Executives on Rocket Fuel's IPO road show successfully told the story about the effectiveness and scalability of their programmatic, real-time bidding (RTB) platform. Programmatic refers to buying and selling done on a real-time basis using data-driven rules and algorithms to automate the process of identifying and targeting relevant audiences. Platforms such as Rocket Fuel's allow for advertising inventory to be bought and sold on an impression-by-impression basis. According to market research firm IDC, RTB is expanding faster than any other segment of the digital advertising industry, with total RTB sales increasing from approximately $3 billion in 2012 to approximately $14 billion in 2016.
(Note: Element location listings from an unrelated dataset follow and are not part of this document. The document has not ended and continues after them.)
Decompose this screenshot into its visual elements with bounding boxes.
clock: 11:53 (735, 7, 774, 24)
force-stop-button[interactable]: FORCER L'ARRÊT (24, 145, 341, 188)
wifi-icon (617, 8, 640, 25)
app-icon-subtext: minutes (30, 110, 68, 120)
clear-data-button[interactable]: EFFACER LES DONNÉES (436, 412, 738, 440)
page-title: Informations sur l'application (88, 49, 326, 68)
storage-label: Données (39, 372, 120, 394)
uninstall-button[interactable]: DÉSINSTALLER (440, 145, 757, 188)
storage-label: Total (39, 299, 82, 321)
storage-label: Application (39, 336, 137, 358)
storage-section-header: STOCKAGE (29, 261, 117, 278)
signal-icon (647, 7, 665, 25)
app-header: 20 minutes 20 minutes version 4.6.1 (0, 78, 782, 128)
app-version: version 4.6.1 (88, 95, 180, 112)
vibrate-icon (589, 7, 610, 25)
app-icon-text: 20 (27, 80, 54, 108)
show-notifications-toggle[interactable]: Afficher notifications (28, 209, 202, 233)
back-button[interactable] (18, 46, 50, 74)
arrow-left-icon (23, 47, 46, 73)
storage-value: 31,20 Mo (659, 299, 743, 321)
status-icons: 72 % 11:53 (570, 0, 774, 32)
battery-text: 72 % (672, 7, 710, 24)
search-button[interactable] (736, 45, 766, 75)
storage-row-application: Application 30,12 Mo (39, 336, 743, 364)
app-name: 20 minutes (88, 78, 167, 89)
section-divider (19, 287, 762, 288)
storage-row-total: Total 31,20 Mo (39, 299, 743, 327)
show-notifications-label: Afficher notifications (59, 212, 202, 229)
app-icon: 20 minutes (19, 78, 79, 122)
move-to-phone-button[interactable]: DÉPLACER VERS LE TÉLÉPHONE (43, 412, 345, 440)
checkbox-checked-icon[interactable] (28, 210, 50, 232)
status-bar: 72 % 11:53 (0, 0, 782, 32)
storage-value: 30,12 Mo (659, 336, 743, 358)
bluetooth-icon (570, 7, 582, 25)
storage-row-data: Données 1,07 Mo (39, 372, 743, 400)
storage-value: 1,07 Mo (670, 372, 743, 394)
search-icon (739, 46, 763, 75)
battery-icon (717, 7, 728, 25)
According to market research firm eMarketer, the worldwide digital advertising market will exceed $118 Billion dollars this year, and is expected to surpass $163 Billion by 2016.
Other companies in the space include Tremor Video (TRMR), which went public in late June @ $10, stumbled nearly 40% shortly after its IPO, but has been on a tear since mid-August and traded north of $11 this past week before closing the week @ $9.80. YuMe (YUME), which is also based in Redwood City, CA, and went public in August @ $9/share, closed Friday @ $10.88, is also a video-centric ad-tech play. Tremor, which is headquartered in New York, has market cap is in the $500MM range and YuMe's is roughly $350MM. Mobile ad network Millennial Media (MM), which went public in March 2012 at $13, doubled out of the gate and has dropped to under $8 today, which still represents a market cap north of $600MM.
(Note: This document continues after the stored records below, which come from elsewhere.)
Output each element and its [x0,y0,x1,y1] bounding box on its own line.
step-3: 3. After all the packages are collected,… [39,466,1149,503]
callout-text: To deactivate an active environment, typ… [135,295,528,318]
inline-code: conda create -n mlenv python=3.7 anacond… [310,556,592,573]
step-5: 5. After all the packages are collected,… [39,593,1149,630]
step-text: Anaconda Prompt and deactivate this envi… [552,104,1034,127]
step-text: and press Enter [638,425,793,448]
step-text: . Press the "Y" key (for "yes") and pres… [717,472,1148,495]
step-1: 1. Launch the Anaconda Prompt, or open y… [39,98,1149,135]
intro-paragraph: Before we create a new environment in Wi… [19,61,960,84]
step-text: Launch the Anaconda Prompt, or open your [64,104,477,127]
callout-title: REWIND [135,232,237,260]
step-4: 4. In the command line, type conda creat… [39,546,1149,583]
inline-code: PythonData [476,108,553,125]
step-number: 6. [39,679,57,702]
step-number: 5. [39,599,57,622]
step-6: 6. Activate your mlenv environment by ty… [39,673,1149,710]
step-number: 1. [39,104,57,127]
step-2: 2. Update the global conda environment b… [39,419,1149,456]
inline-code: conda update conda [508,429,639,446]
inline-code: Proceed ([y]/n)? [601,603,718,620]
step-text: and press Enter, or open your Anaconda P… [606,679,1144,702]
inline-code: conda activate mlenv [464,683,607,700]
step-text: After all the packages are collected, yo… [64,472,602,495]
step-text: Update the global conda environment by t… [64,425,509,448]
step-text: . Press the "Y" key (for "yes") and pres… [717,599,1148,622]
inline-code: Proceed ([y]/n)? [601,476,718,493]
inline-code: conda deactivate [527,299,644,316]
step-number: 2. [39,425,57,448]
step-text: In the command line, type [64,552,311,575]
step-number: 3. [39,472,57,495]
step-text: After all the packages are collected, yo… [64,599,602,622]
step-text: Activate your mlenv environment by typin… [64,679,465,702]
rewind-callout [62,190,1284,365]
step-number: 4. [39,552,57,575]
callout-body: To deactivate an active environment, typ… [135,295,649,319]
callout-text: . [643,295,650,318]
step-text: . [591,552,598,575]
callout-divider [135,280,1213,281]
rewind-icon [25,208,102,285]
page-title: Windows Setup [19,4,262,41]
Consolidation in the industry has begun. In the mobile space, Millennial recently agreed to acquire JumpTap for over $200MM and Twitter announced a $350MM acquisition of Mopub. In the online video segment, AOL, Inc. (AOL) is acquiring Adap.tv for $405MM.
Two speculative stocks which may be takeover targets in this market include Mimvi, Inc. (MIMV.OB), with only a $10MM valuation, and Hipcricket (OTCQB:HIPP), at about $70MM. Mimvi, which acquired multi-channel, Supply-Side Platform (SSP), Adaptive Media in July, announced last week that it will change its corporate name. The Irvine, CA-based company partners with mobile app developers, video content providers and website owners who have a supply of ad inventory and puts this inventory into its platform to be matched with advertisers. Hipcricket (OTCQB:HIPP) was recently profiled in this Seeking Alpha article, Hipcricket: A Hidden Gem In The World Of Mobile Advertising, after its partnership announcements with Google (GOOG) and Mondelez (MDLZ).
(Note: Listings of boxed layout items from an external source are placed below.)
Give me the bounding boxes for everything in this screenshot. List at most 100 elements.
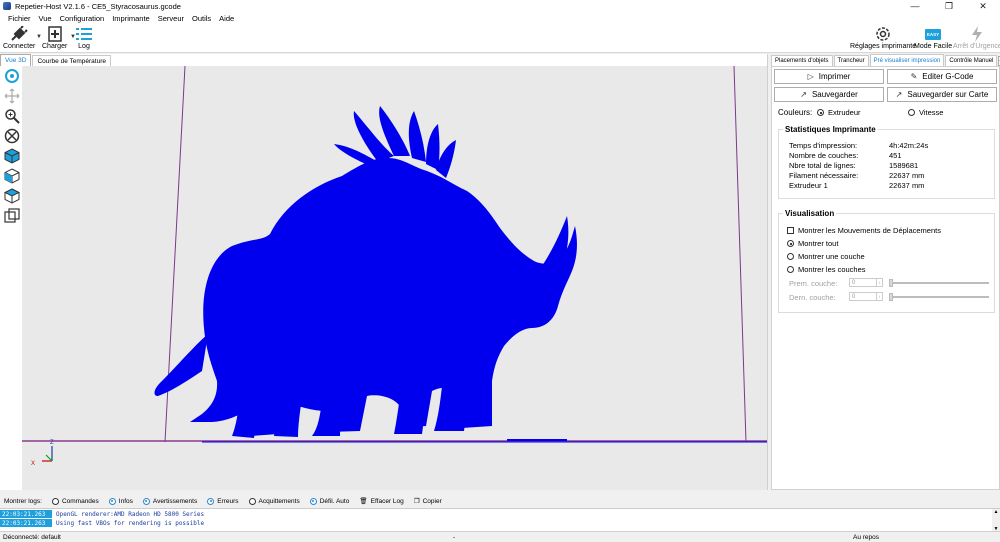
menu-fichier[interactable]: Fichier (4, 14, 35, 23)
printer-stats-group: Statistiques Imprimante Temps d'impressi… (778, 125, 995, 199)
show-layers-radio[interactable]: Montrer les couches (787, 265, 866, 274)
slider-thumb[interactable] (889, 279, 893, 287)
axis-x-label: X (31, 461, 35, 467)
last-layer-slider[interactable] (889, 293, 989, 301)
stat-label: Temps d'impression: (789, 141, 858, 150)
menu-aide[interactable]: Aide (215, 14, 238, 23)
log-area[interactable]: 22:03:21.263 OpenGL renderer:AMD Radeon … (0, 508, 1000, 532)
right-tabs: Placements d'objets Trancheur Pré visual… (771, 54, 1000, 66)
radio-icon (817, 109, 824, 116)
color-extruder-radio[interactable]: Extrudeur (817, 108, 861, 117)
log-warnings-toggle[interactable]: Avertissements (142, 497, 197, 505)
spinner-arrows-icon: ↕ (876, 279, 882, 286)
fit-view-icon[interactable] (1, 126, 23, 146)
menu-serveur[interactable]: Serveur (154, 14, 188, 23)
stat-print-time: 4h:42m:24s (889, 141, 929, 150)
last-layer-spinner[interactable]: 0 ↕ (849, 292, 883, 301)
minimize-icon[interactable]: — (898, 0, 932, 12)
log-line: 22:03:21.263 OpenGL renderer:AMD Radeon … (0, 510, 1000, 518)
close-icon[interactable]: ✕ (966, 0, 1000, 12)
log-button[interactable]: Log (74, 25, 94, 51)
radio-icon (142, 497, 150, 505)
print-button[interactable]: ▷ Imprimer (774, 69, 884, 84)
front-view-icon[interactable] (1, 166, 23, 186)
menu-imprimante[interactable]: Imprimante (108, 14, 154, 23)
window-title: Repetier-Host V2.1.6 - CE5_Styracosaurus… (15, 1, 181, 11)
copy-icon: ❐ (413, 498, 420, 505)
right-pane: Placements d'objets Trancheur Pré visual… (771, 54, 1000, 490)
load-file-icon (45, 25, 65, 43)
emergency-stop-button[interactable]: Arrêt d'Urgence (953, 25, 1000, 51)
first-layer-spinner[interactable]: 0 ↕ (849, 278, 883, 287)
load-button[interactable]: Charger (42, 25, 67, 51)
tab-print-preview[interactable]: Pré visualiser impression (869, 54, 945, 66)
first-layer-label: Prem. couche: (789, 279, 838, 288)
zoom-icon[interactable] (1, 106, 23, 126)
menu-bar: Fichier Vue Configuration Imprimante Ser… (0, 12, 1000, 24)
radio-icon (787, 240, 794, 247)
show-one-layer-radio[interactable]: Montrer une couche (787, 252, 865, 261)
save-to-card-button[interactable]: ↗ Sauvegarder sur Carte (887, 87, 997, 102)
menu-vue[interactable]: Vue (35, 14, 56, 23)
stats-title: Statistiques Imprimante (783, 125, 878, 134)
slider-thumb[interactable] (889, 293, 893, 301)
axis-z-label: Z (50, 440, 54, 446)
first-layer-slider[interactable] (889, 279, 989, 287)
radio-icon (309, 497, 317, 505)
tab-manual-control[interactable]: Contrôle Manuel (945, 55, 998, 66)
stat-label: Extrudeur 1 (789, 181, 828, 190)
log-errors-toggle[interactable]: Erreurs (207, 497, 239, 505)
log-infos-toggle[interactable]: Infos (108, 497, 133, 505)
easy-mode-icon: EASY (925, 28, 942, 40)
printer-settings-button[interactable]: Réglages imprimante (850, 25, 916, 51)
3d-viewport[interactable]: Z X (22, 66, 767, 490)
log-commands-toggle[interactable]: Commandes (51, 497, 99, 505)
radio-icon (787, 266, 794, 273)
log-filter-bar: Montrer logs: Commandes Infos Avertissem… (0, 494, 1000, 508)
log-scrollbar[interactable]: ▲ ▼ (992, 509, 1000, 532)
export-card-icon: ↗ (895, 90, 903, 99)
tab-slicer[interactable]: Trancheur (833, 55, 869, 66)
maximize-icon[interactable]: ❐ (932, 0, 966, 12)
connect-button[interactable]: Connecter (3, 25, 35, 51)
show-travel-checkbox[interactable]: Montrer les Mouvements de Déplacements (787, 226, 941, 235)
top-view-icon[interactable] (1, 186, 23, 206)
tab-object-placement[interactable]: Placements d'objets (771, 55, 833, 66)
lightning-icon (967, 25, 987, 43)
show-all-radio[interactable]: Montrer tout (787, 239, 838, 248)
iso-view-icon[interactable] (1, 146, 23, 166)
stat-filament-needed: 22637 mm (889, 171, 925, 180)
easy-mode-button[interactable]: EASY Mode Facile (914, 25, 952, 51)
export-icon: ↗ (800, 90, 807, 99)
model-styracosaurus (154, 106, 577, 438)
copy-log-button[interactable]: ❐ Copier (413, 497, 442, 506)
title-bar: Repetier-Host V2.1.6 - CE5_Styracosaurus… (0, 0, 1000, 12)
toolbar: Connecter ▼ Charger ▼ Log Réglages impri… (0, 24, 1000, 53)
radio-icon (108, 497, 116, 505)
clear-log-button[interactable]: 🗑 Effacer Log (359, 497, 403, 506)
checkbox-icon (787, 227, 794, 234)
menu-outils[interactable]: Outils (188, 14, 215, 23)
last-layer-label: Dern. couche: (789, 293, 836, 302)
edit-gcode-button[interactable]: ✎ Editer G-Code (887, 69, 997, 84)
log-acks-toggle[interactable]: Acquittements (248, 497, 300, 505)
play-icon: ▷ (807, 72, 814, 81)
multi-view-icon[interactable] (1, 206, 23, 226)
radio-icon (787, 253, 794, 260)
menu-configuration[interactable]: Configuration (56, 14, 109, 23)
scroll-up-icon[interactable]: ▲ (994, 509, 999, 515)
volume-edge-right (733, 66, 747, 443)
log-autoscroll-toggle[interactable]: Défil. Auto (309, 497, 349, 505)
visualisation-group: Visualisation Montrer les Mouvements de … (778, 209, 995, 313)
log-line: 22:03:21.263 Using fast VBOs for renderi… (0, 519, 1000, 527)
stat-layer-count: 451 (889, 151, 902, 160)
rotate-view-icon[interactable] (1, 66, 23, 86)
3d-scene: Z X (22, 66, 767, 467)
tab-3d-view[interactable]: Vue 3D (0, 54, 32, 66)
color-speed-radio[interactable]: Vitesse (908, 108, 943, 117)
radio-icon (908, 109, 915, 116)
axis-indicator: Z X (31, 440, 54, 467)
move-view-icon[interactable] (1, 86, 23, 106)
tab-temperature-curve[interactable]: Courbe de Température (32, 55, 111, 66)
save-button[interactable]: ↗ Sauvegarder (774, 87, 884, 102)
Some other growing companies in the space include PubMatic, Rubicon Project, and OpenX, but all three of these are privately-held. And NetShelter was acquired in May by Ziff Davis, which is a subsidiary of j2 Global (JCOM).
As witnessed by the Rocket Fuel IPO lift off on Friday, the ad-tech space is red hot. Some of the relatively new IPOs in the industry have certainly benefited from the renewed interest and will be interesting to watch as acquirers of smaller players or potential takeover candidates, themselves.